All the things that have happened to me throughout my life made me the person I am now. I am at peace with it, and I have no resentment or bitterness, but I had to work hard to get there. Cheap forgiveness doesn’t cut it. What’s needed is a very costly, painstaking forgiveness. While I completely disagree with those who say, “Anything that doesn’t kill you makes you stronger,” I do think that suffering and hardship can be overcome and there can be growth and transformation in that. Going through the ordeal, and reaching the other side, can be transformational, but not the suffering itself. (Many things that don’t kill will, in fact, make you weaker. Chemotherapy is a great example. It might help you survive cancer–in fact it might be the only thing that saves you from death–but it will permanently damage your immune system, leaving you vulnerable to all sorts of other ills. It can even cause cancer itself. You are “stronger” in the sense of not being dead, but you are weaker in many other ways.)

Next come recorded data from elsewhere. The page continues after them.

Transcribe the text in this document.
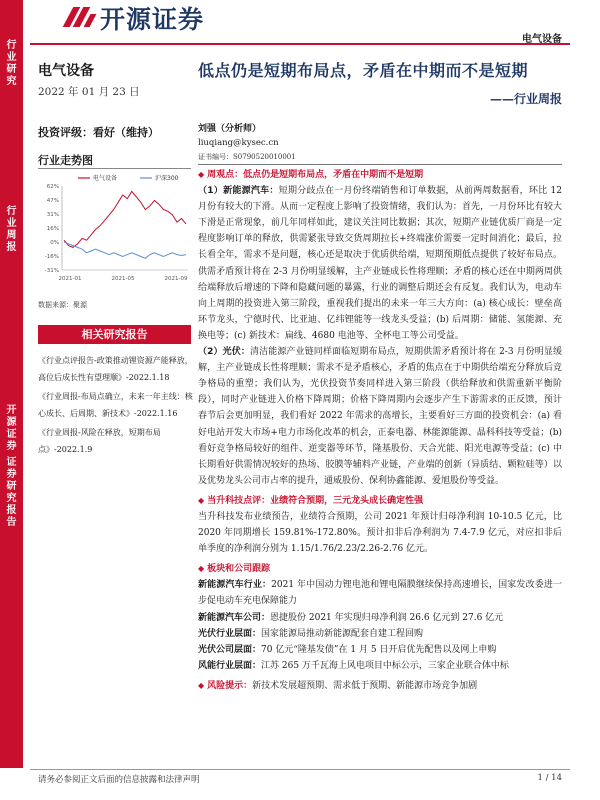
开源证券
电气设备
行
业
研
究
行
业
周
报
开
源
证
券
证
券
研
究
报
告
电气设备
2022 年 01 月 23 日
投资评级：看好（维持）
行业走势图
62%
47%
31%
16%
0%
-16%
-31%
2021-01	2021-05	2021-09
电气设备	沪深300
数据来源：聚源
相关研究报告
《行业点评报告-政策推动锂资源产能释放，高位后成长性有望理顺》-2022.1.18
《行业周报-布局点确立，未来一年主线：核心成长、后周期、新技术》-2022.1.16
《行业周报-风险在释放，短期布局点》-2022.1.9
低点仍是短期布局点，矛盾在中期而不是短期
——行业周报
刘强（分析师）
liuqiang@kysec.cn
证书编号：S0790520010001

◆ 周观点：低点仍是短期布局点，矛盾在中期而不是短期

（1）新能源汽车：短期分歧点在一月份终端销售和订单数据，从前两周数据看，环比 12 月份有较大的下滑。从而一定程度上影响了投资情绪，我们认为：首先，一月份环比有较大下滑是正常现象，前几年同样如此，建议关注同比数据；其次，短期产业链优质厂商是一定程度影响订单的释放，供需紧张导致交货周期拉长+终端涨价需要一定时间消化；最后，拉长看全年，需求不是问题，核心还是取决于优质供给端，短期预期低点提供了较好布局点。供需矛盾预计将在 2-3 月份明显缓解，主产业链成长性将理顺；矛盾的核心还在中期两周供给端释放后增速的下降和隐藏问题的暴露，行业的调整后期还会有反复。我们认为，电动车向上周期的投资进入第三阶段，重视我们提出的未来一年三大方向：(a) 核心成长：壁垒高环节龙头，宁德时代、比亚迪、亿纬锂能等一线龙头受益；(b) 后周期：储能、氢能源、充换电等；(c) 新技术：扁线、4680 电池等、全杯电工等公司受益。

（2）光伏：清洁能源产业链同样面临短期布局点，短期供需矛盾预计将在 2-3 月份明显缓解，主产业链成长性将理顺；需求不是矛盾核心，矛盾的焦点在于中期供给端充分释放后竞争格局的重塑；我们认为，光伏投资节奏同样进入第三阶段（供给释放和供需重新平衡阶段），同时产业链进入价格下降周期；价格下降周期内会逐步产生下游需求的正反馈，预计春节后会更加明显，我们看好 2022 年需求的高增长，主要看好三方面的投资机会：(a) 看好电站开发大市场+电力市场化改革的机会，正泰电器、林能源能源、晶科科技等受益；(b) 看好竞争格局较好的组件、逆变器等环节，隆基股份、天合光能、阳光电源等受益；(c) 中长期看好供需情况较好的热场、胶膜等辅料产业链，产业端的创新（异质结、颗粒硅等）以及优势龙头公司市占率的提升，通威股份、保利协鑫能源、爱旭股份等受益。

◆ 当升科技点评：业绩符合预期，三元龙头成长确定性强

当升科技发布业绩预告，业绩符合预期，公司 2021 年预计归母净利润 10-10.5 亿元，比 2020 年同期增长 159.81%-172.80%。预计扣非后净利润为 7.4-7.9 亿元，对应扣非后单季度的净利润分别为 1.15/1.76/2.23/2.26-2.76 亿元。

◆ 板块和公司跟踪

新能源汽车行业：2021 年中国动力锂电池和锂电隔膜继续保持高速增长，国家发改委进一步促电动车充电保障能力

新能源汽车公司：恩捷股份 2021 年实现归母净利润 26.6 亿元到 27.6 亿元

光伏行业层面：国家能源局推动新能源配套自建工程回购

光伏公司层面：70 亿元“隆基发债”在 1 月 5 日开启优先配售以及网上申购

风能行业层面：江苏 265 万千瓦海上风电项目中标公示，三家企业联合体中标

◆ 风险提示：新技术发展超预期、需求低于预期、新能源市场竞争加剧

请务必参阅正文后面的信息披露和法律声明	1 / 14
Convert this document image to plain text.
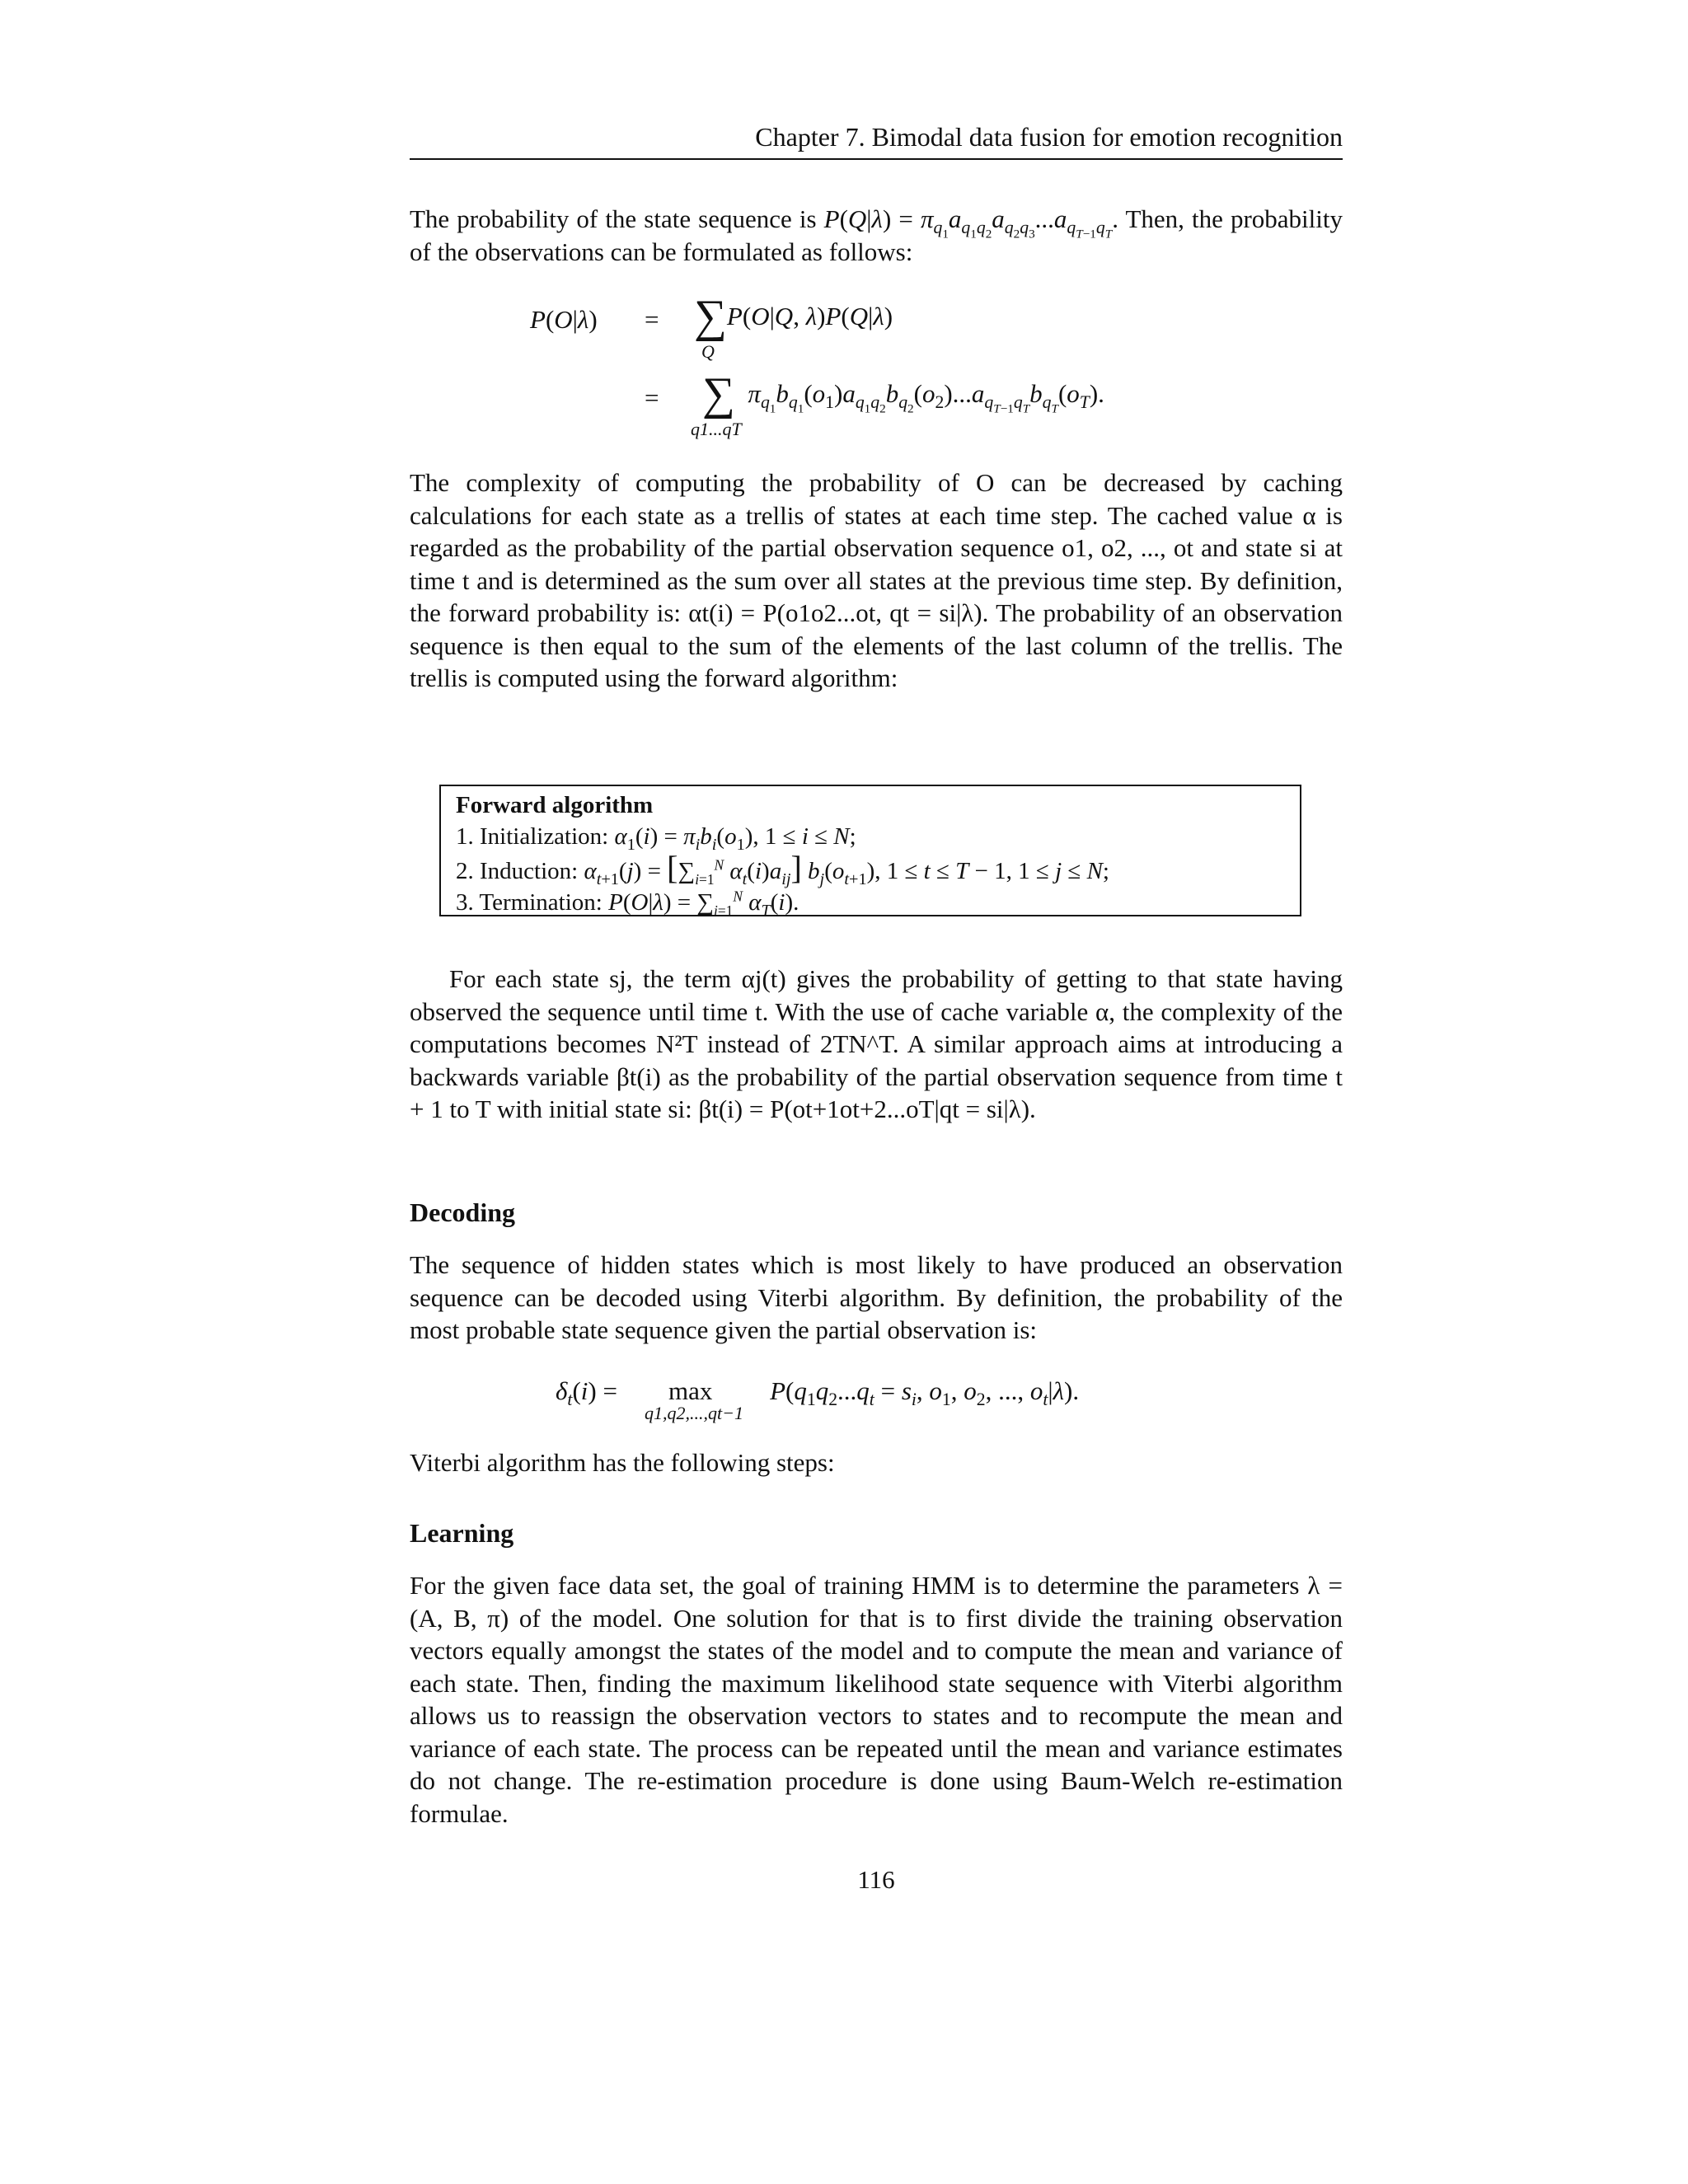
Chapter 7. Bimodal data fusion for emotion recognition

The probability of the state sequence is $P(Q|\lambda) = \pi_{q_1}a_{q_1q_2}a_{q_2q_3}...a_{q_{T-1}q_T}$. Then, the probability of the observations can be formulated as follows:

P(O|λ) = ∑P(O|Q, λ)P(Q|λ)
Q
= ∑ $\pi_{q_1}b_{q_1}(o_1)a_{q_1q_2}b_{q_2}(o_2)...a_{q_{T-1}q_T}b_{q_T}(o_T)$.
q1...qT

The complexity of computing the probability of O can be decreased by caching calculations for each state as a trellis of states at each time step. The cached value α is regarded as the probability of the partial observation sequence o1, o2, ..., ot and state si at time t and is determined as the sum over all states at the previous time step. By definition, the forward probability is: αt(i) = P(o1o2...ot, qt = si|λ). The probability of an observation sequence is then equal to the sum of the elements of the last column of the trellis. The trellis is computed using the forward algorithm:

Forward algorithm
1. Initialization: $\alpha_1(i) = \pi_ib_i(o_1)$, 1 ≤ i ≤ N;
2. Induction: $\alpha_{t+1}(j) = [\sum_{i=1}^N$ $\alpha_t(i)a_{ij}$] $b_j(o_{t+1})$, 1 ≤ t ≤ T − 1, 1 ≤ j ≤ N;
3. Termination: $P(O|\lambda) = \sum_{i=1}^N$ $\alpha_T(i)$.

For each state sj, the term αj(t) gives the probability of getting to that state having observed the sequence until time t. With the use of cache variable α, the complexity of the computations becomes N²T instead of 2TN^T. A similar approach aims at introducing a backwards variable βt(i) as the probability of the partial observation sequence from time t + 1 to T with initial state si: βt(i) = P(ot+1ot+2...oT|qt = si|λ).

Decoding

The sequence of hidden states which is most likely to have produced an observation sequence can be decoded using Viterbi algorithm. By definition, the probability of the most probable state sequence given the partial observation is:

$\delta_t(i)$ =        max         $P(q_1q_2...q_t = s_i$, $o_1$, $o_2$, ..., $o_t|\lambda$).
q1,q2,...,qt−1

Viterbi algorithm has the following steps:

Learning

For the given face data set, the goal of training HMM is to determine the parameters λ = (A, B, π) of the model. One solution for that is to first divide the training observation vectors equally amongst the states of the model and to compute the mean and variance of each state. Then, finding the maximum likelihood state sequence with Viterbi algorithm allows us to reassign the observation vectors to states and to recompute the mean and variance of each state. The process can be repeated until the mean and variance estimates do not change. The re-estimation procedure is done using Baum-Welch re-estimation formulae.

116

I just want to plant some seeds. Anything that you defend very stoutly, especially anything that you say almost by rote, such as, “I always knew my parents loved me,” might be a cover-up. If you feel very strongly about it, and feel compelled to prove it, then it might be a “methinks the lady doth protest too much” situation. Remember the movie “The Manchurian Candidate,” where everyone recited, word for word, the same story about what supposedly happened? People had nightmares that belied the official story. My parents said they loved me, but I had nightmares, and I eventually had to come to terms with the dissonance.

They loved me as much as they could, but, to be honest, much of what they did was not loving. I am no longer a helpless child whose survival depends on believing otherwise, and my ability to feel, my ability to lead an honest and authentic life of my own, depended on discovering that truth. I now love, honor, and respect them, and I am grateful that they gave me life, but I couldn’t give them real understanding and forgiveness until I first uncovered the truth. I had to face it, and feel the very justifiable and natural rage, pain, sadness, and grief that came with that, before I could accept them and love them unconditionally. It took decades.

Almost everyone says, “My mother loved me very much.” Shouldn’t a parent’s love be so sure, so steady, so constant, that it’s actually taken for granted? Children have every right to expect their parents to love them. They are entitled to it; it’s not a bargaining chip. It’s not something that any child should ever be in fear of losing. I do love my children, with a fierceness and power that amaze me, and I have felt that way for over thirty years. But when I die I don’t want them saying, as if by rote, “She loved me very much.” I want them to say, “She loved life, and she taught me how to do the same.”